Along those lines, Calle also wants prospective jurors to be asked if jurors learned anything from the first trial and whether any information they got would impact their ability to be fair and impartial.

But Calle isn’t the only one who is trying to screen jurors on issues considered important ahead of the second trial. Assistant U.S. Attorney Wallace Kleindienst hopes to weed out jurors he believes may not be sympathetic to the government’s case.

Kleindienst wants to know whether prospective jurors would be β€œunwilling, or unable, or find it difficult” to convict Swartz, even if the government proves its case, because he was a law enforcement officer on duty at the time of the incident. And he separately wants to ask whether they would give Swartz the benefit of the doubt in deciding his guilt because he was on duty.

Collins rebuffed a request to ask those questions ahead of the first trial. But Kleindienst, in his own legal filings, said what happened the first time suggests those questions are appropriate.

He said the defense at that trial essentially was that Swartz was doing his job defending the border from drug smugglers.

β€œIn light of the jury’s verdict, the government is concerned that some jurors were unwilling to convict the defendant merely because he was doing his job as a Border Patrol agent making the border safe for United States citizens at the time he committed the charged offense,” Kleindienst wrote. β€œThis sentiment would have caused the jurors to ignore the evidence at trial and the instructions given to the jury.”

And the prosecutor said the government β€œwould be denied a fair trial” if even one juror refused to convict solely because Swartz was on duty at the time.

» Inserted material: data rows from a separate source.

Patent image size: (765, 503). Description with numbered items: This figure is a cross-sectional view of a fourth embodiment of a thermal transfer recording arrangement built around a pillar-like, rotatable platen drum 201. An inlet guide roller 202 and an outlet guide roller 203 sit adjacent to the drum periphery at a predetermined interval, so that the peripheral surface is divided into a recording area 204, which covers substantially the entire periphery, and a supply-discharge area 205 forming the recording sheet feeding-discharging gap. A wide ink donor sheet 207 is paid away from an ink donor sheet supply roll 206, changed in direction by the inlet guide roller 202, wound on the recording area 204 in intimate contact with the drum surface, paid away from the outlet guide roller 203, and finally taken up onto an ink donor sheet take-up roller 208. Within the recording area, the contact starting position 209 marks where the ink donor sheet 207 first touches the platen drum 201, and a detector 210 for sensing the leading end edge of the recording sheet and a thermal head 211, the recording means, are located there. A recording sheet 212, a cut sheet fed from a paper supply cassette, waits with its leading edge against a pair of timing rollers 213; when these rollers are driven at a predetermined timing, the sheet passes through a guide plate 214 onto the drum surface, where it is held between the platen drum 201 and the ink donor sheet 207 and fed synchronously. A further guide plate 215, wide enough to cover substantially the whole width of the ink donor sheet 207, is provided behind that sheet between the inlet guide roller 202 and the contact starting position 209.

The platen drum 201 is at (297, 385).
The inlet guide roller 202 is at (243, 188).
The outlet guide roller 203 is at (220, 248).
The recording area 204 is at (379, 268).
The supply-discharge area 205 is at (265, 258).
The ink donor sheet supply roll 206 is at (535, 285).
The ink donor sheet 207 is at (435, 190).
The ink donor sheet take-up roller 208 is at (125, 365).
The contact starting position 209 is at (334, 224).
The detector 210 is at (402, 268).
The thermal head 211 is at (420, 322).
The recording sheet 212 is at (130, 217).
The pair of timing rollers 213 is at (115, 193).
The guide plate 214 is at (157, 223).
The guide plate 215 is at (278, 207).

Much of the evidence is not in doubt.

Swartz fired his service firearm 16 times through the Nogales border fence at Elena Rodriguez, reloading once, hitting him 10 times in the back.

There also is no dispute the teen was one of several people throwing rocks over the fence. And prosecutors have not disputed that the rock throwing was done to help two people escape over the fence back into Mexico after smuggling marijuana into the United States.

All that goes to the question jurors have to decide: Why Swartz did it and whether he was legally justified.

At the first trial, jurors rejected the government’s contention Swartz acted β€œwith malice aforethought,.”

That leaves the new trial to decide the two lesser charges on which the first jury could not agree.

One is voluntary manslaughter, generally considered to be the unlawful killing of someone during a sudden quarrel or heat of passion. The other is involuntary manslaughter, generally defined as the illegal killing of someone due to irresponsibility or recklessness.

No date has been set for a hearing to consider the requests.